Otra barrera que superar es la del bilbaíno Javier Pérez, pionero en trabajar con materiales capilares: 'Red de Venus' (1996) con crin de caballo y alambre. Su horizontalidad peluda contrasta con la verticalidad firme y, a la vez, aparentemente inestable, de 'Still life' (1990), del barcelonés Jaume Plensa: una viga de hierro sujetando contra la pared una calavera de bronce. Y, de nuevo en el plano horizontal, 'Alfombra roja' (2004), sobre la que el vasco Alberto Peral hace descansar simbólicamente otras formas esféricas y curvas.

Todo son límites traspasables; o habitables. Como hace el gran Jorge Oteiza en su 'Caja vacía' (1958, la pieza más antigua), un cubo de acero vaciado que el aire se encarga de ocupar, una muestra de la desmaterialización de su obra. El autor se queda sin escultura en las manos para que sea el espectador quien la construya.

De otro donostiarra, José Ramón Amondarain, otro poema: 'Platz' (2000), la silueta de una cabeza masculina, quizá un autorretrato, en poliéster y fibra de vidrio, con un solo agujero, se convierte en paleta de pintor; o viceversa. 'Menhires' (1995) son ocho dibujos de la madrileña Elena Asins que, salvo en un ángulo cada uno, cubren casi toda la lámina blanca de tinta negra. 'Doble negación' (2009), de la uruguaya Alicia Mihai Gazcue, rompe el plano con una maza semihundida sobre el dibujo de lo que parece un electrodoméstico.

Más fronteras recorridas: del mexicano Erick Beltrán se muestran (eso asegura la cartela) recortes de uñas de Rasputin que robó de un museo; él lo llama 'Oráculo' (2004). Del jienense Jacobo Castellano cuelgan piezas de una bicicleta desmontada, una mobylette GAC, con lo que parecen viejas fotos familiares (pieza sin título de 2005). Del vitoriano Juan Luis Moraza, 'Su-dur' (1998), una nariz de payaso que echa fuego; literalmente.

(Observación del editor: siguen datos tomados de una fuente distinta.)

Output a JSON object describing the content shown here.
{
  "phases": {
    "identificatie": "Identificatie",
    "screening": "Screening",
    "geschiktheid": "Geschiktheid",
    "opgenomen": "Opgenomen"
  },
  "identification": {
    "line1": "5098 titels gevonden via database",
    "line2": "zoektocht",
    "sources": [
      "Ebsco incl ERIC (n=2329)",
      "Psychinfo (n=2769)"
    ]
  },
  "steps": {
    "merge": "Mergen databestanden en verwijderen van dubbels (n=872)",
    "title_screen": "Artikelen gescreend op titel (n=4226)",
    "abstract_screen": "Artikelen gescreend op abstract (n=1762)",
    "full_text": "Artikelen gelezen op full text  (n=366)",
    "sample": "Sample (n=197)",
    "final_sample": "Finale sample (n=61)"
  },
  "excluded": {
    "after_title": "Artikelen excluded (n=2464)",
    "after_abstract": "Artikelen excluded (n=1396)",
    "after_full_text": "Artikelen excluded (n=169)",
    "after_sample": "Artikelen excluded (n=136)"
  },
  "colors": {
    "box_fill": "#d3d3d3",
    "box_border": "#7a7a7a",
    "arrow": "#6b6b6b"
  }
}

Y más poemas visuales: 'Fenster-Vitoria' (2010), del alemán Ulrich Vogl, una instalación que crea (y muestra cómo lo hace) una sombra en movimiento con el reflejo de una rama en un espejo agitada por un ventilador. '00 Pared abultada' (2014, la pieza más reciente), del donostiarra Sergio Prego, vela láminas de dibujos de plantas tras una gran lámina de plástico que abomban dos surtidores de aire a presión.

Y más: 'Nova era' de Ibon Aranbarri; 'M-L', de Asier Mendizabal; 'NO', de Santiago Sierra, 'Glory hole', de Txuspo Poyo; 'Dedos', de Ana Laura Alaez; 'Edhde', de Susana Solano; 'Rosa', de Txaro Arrázola; 'Isak Dinesen y Denys Finch-Hatton', de Bene Bergado; y 'Unicéfalo', de Francisco Leiro. Piezas de aluminio, de cemento, de bronce, de hierro, de lana, de vídeo, de asta de ciervo y de madera... Obras que cruzan los límites de la materia, las dimensiones, los soportes, los formatos y los conceptos. Disfrutando lo fronterizo. Es la forma en que Artium abre una puerta a Sculto.